How would you describe your role at U.N. negotiations?
I often work as a translator between the worlds of scientists and policymakers. You know, I often feel that I know the scientists who have the answers in many ways to the questions that diplomats and policymakers want to ask or want to know. It’s just that sometimes those questions aren’t necessarily articulated well.
Can you describe the idea of ocean equity on the high seas?
One way of looking at it is from the idea of distribution. The global ocean commons will provide some benefits, there are resources there, that only some countries can use. This raises fundamental questions about who gets to benefit from these shared ocean spaces. It’s sort of about who gets to catch and who gets to take, and who gets to shoulder the responsibility of those activities. The other idea of this equity has to do with procedure and representation—whose interests are represented in decision-making [for high seas management]. Why that’s important for these areas beyond national jurisdiction is that, despite these being common spaces, there’s only a handful of nations that have the technological capacity and financial resources to get out there. That might apply to fishing, mining, or scientific research. It’s all about rights and responsibilities: all states have the right to use the high seas, but not all have the capacity to do so.

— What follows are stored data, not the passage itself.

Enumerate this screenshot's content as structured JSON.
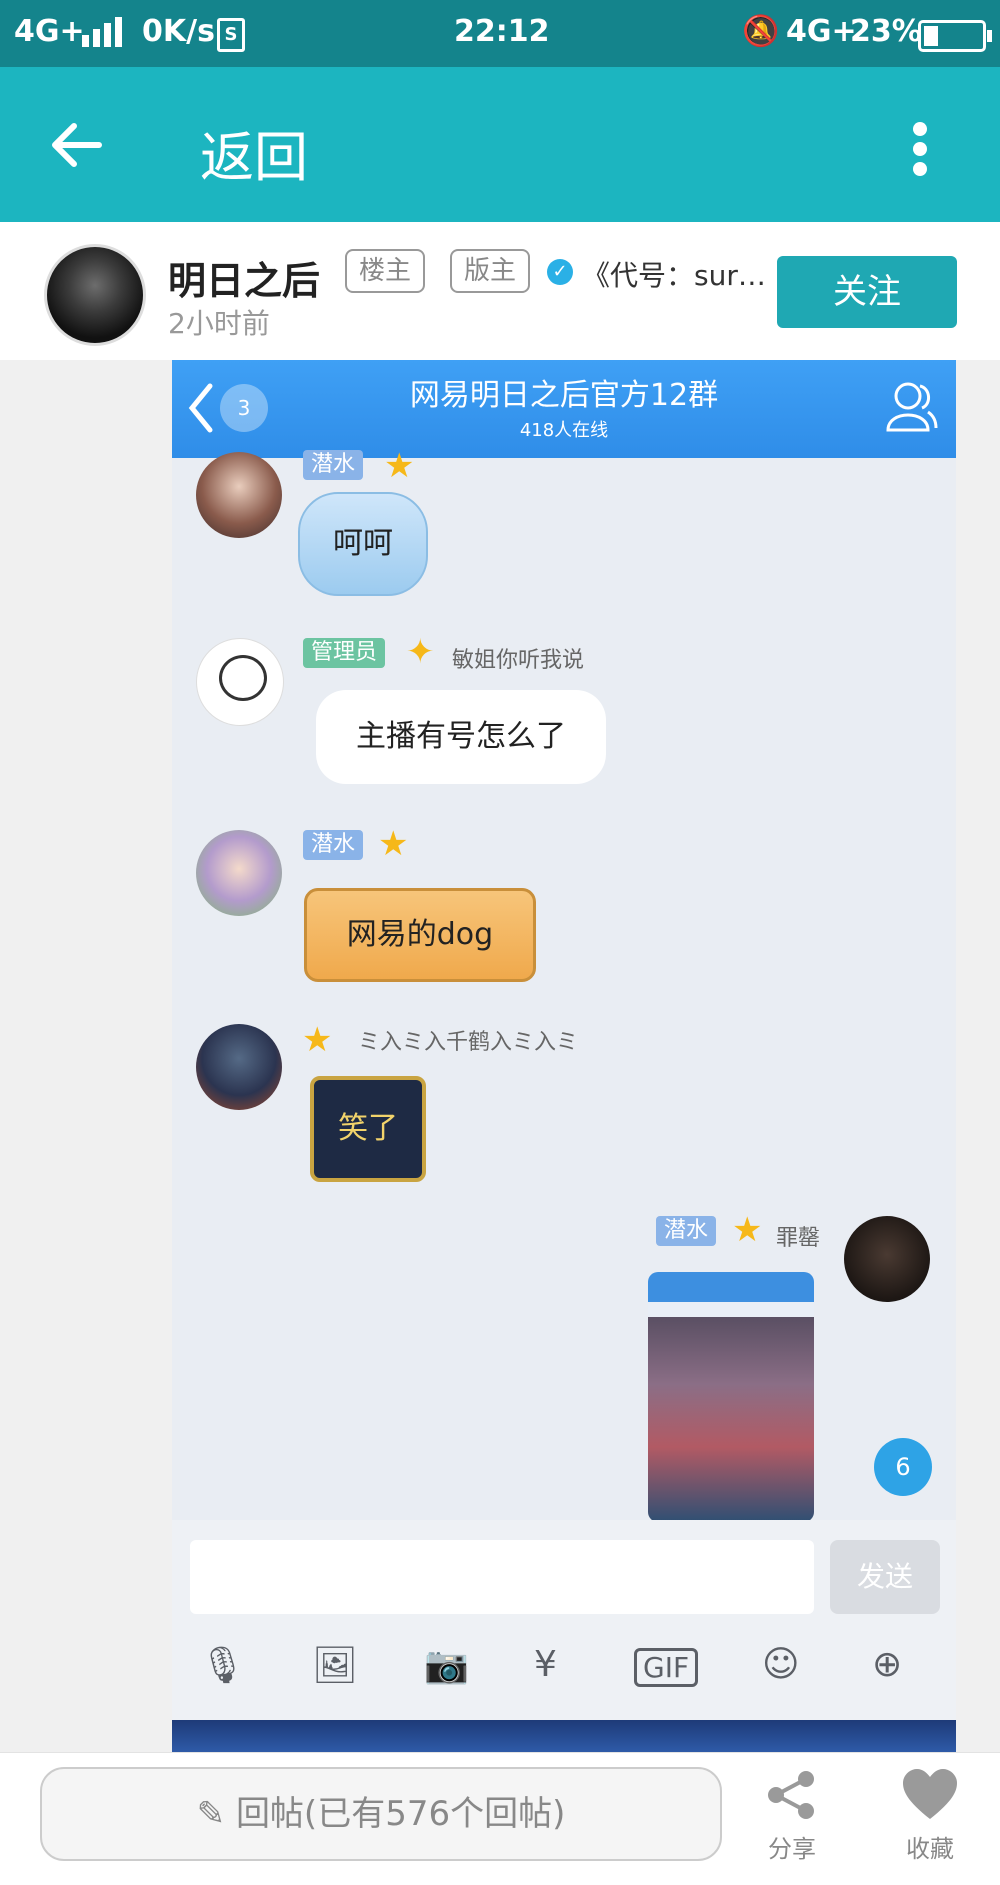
{
  "status_bar": {
    "network_left": "4G+",
    "speed": "0K/s",
    "time": "22:12",
    "network_right": "4G+",
    "battery": "23%"
  },
  "app_bar": {
    "back_label": "返回"
  },
  "author": {
    "name": "明日之后",
    "tag_owner": "楼主",
    "tag_moderator": "版主",
    "forum": "《代号：surviv...",
    "follow_label": "关注",
    "post_time": "2小时前"
  },
  "embedded_chat": {
    "back_count": "3",
    "group_title": "网易明日之后官方12群",
    "online_text": "418人在线",
    "messages": [
      {
        "badge": "潜水",
        "name": "",
        "text": "呵呵"
      },
      {
        "badge": "管理员",
        "name": "敏姐你听我说",
        "text": "主播有号怎么了"
      },
      {
        "badge": "潜水",
        "name": "",
        "text": "网易的dog"
      },
      {
        "badge": "",
        "name": "ミ入ミ入千鹤入ミ入ミ",
        "text": "笑了"
      },
      {
        "badge": "潜水",
        "name": "罪罄",
        "text": ""
      }
    ],
    "unread_count": "6",
    "send_label": "发送",
    "toolbar_icons": [
      "mic-icon",
      "image-icon",
      "camera-icon",
      "red-packet-icon",
      "gif-icon",
      "emoji-icon",
      "plus-icon"
    ]
  },
  "bottom_bar": {
    "reply_label": "回帖(已有576个回帖)",
    "share_label": "分享",
    "collect_label": "收藏"
  },
  "colors": {
    "app_bar": "#1cb5c0",
    "status_bar": "#14848c",
    "follow_button": "#1fa8b3",
    "chat_header": "#3fa0f5"
  }
}
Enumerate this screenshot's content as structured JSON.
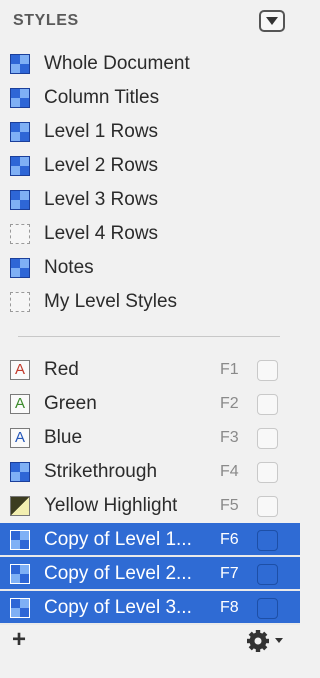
{
  "header": {
    "title": "STYLES"
  },
  "named_styles": [
    {
      "label": "Whole Document",
      "icon": "style-icon"
    },
    {
      "label": "Column Titles",
      "icon": "style-icon"
    },
    {
      "label": "Level 1 Rows",
      "icon": "style-icon"
    },
    {
      "label": "Level 2 Rows",
      "icon": "style-icon"
    },
    {
      "label": "Level 3 Rows",
      "icon": "style-icon"
    },
    {
      "label": "Level 4 Rows",
      "icon": "empty-style-icon"
    },
    {
      "label": "Notes",
      "icon": "style-icon"
    },
    {
      "label": "My Level Styles",
      "icon": "empty-style-icon"
    }
  ],
  "custom_styles": [
    {
      "label": "Red",
      "key": "F1",
      "icon": "letter-a-icon",
      "icon_letter": "A",
      "icon_color": "#c0392b",
      "selected": false
    },
    {
      "label": "Green",
      "key": "F2",
      "icon": "letter-a-icon",
      "icon_letter": "A",
      "icon_color": "#3a8a2a",
      "selected": false
    },
    {
      "label": "Blue",
      "key": "F3",
      "icon": "letter-a-icon",
      "icon_letter": "A",
      "icon_color": "#2456b8",
      "selected": false
    },
    {
      "label": "Strikethrough",
      "key": "F4",
      "icon": "style-icon",
      "selected": false
    },
    {
      "label": "Yellow Highlight",
      "key": "F5",
      "icon": "highlight-icon",
      "selected": false
    },
    {
      "label": "Copy of Level 1...",
      "key": "F6",
      "icon": "style-icon",
      "selected": true
    },
    {
      "label": "Copy of Level 2...",
      "key": "F7",
      "icon": "style-icon",
      "selected": true
    },
    {
      "label": "Copy of Level 3...",
      "key": "F8",
      "icon": "style-icon",
      "selected": true
    }
  ],
  "footer": {
    "add_label": "+",
    "gear_icon": "gear-icon"
  },
  "colors": {
    "selection": "#2f6bd4",
    "background": "#f1f1f1"
  }
}
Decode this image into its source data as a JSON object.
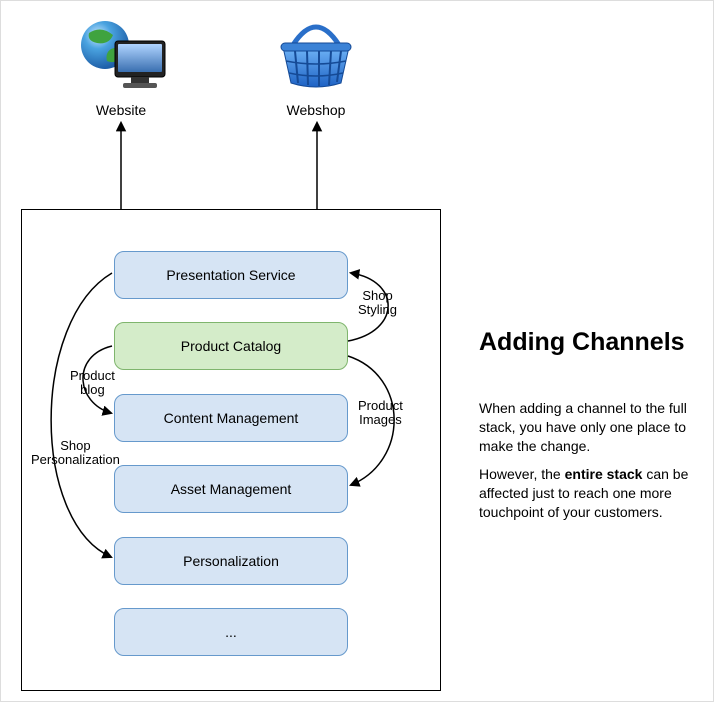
{
  "icons": {
    "website": {
      "label": "Website"
    },
    "webshop": {
      "label": "Webshop"
    }
  },
  "stack": {
    "boxes": [
      "Presentation Service",
      "Product Catalog",
      "Content Management",
      "Asset Management",
      "Personalization",
      "..."
    ]
  },
  "annotations": {
    "shop_styling": "Shop\nStyling",
    "product_blog": "Product\nblog",
    "product_images": "Product\nImages",
    "shop_personalization": "Shop\nPersonalization"
  },
  "sidebar": {
    "heading": "Adding Channels",
    "p1": "When adding a channel to the full stack, you have only one place to make the change.",
    "p2_a": "However, the ",
    "p2_b": "entire stack",
    "p2_c": " can be affected just to reach one more touchpoint of your customers."
  }
}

What makes this Biodiversity Beyond National Jurisdiction proposal historic?
The recent example to me was laid out in the Global Ocean Science report from UNESCO. That report clearly stated how uneven science-technology capacity is worldwide. And so, these issues around lack of ocean science and technology have been stuck at the international level for decades. There’s even a resolution adopted in the Law of the Sea Convention in 1982 that lamented the lack of ocean science capacity in many countries. Until this treaty, we haven’t had a comprehensive set of procedures to deal with the environmental impacts caused by humans at sea.
Is there any advice you can offer students who want to get involved in marine policy work?
One cannot be complacent at this time, so I love this question. I think that we really need to think about enabling frameworks and environments for our younger generations to tackle these wicked problems that we face. Areas more than 200 nautical miles offshore, they’re connected to us on land. Fish and organisms don’t obey lines or boundaries on maps, so we really need to think about these connections. So, be really curious; ask why these decisions are made, who decides and who has a voice—whether it's in a local community or at the United Nations.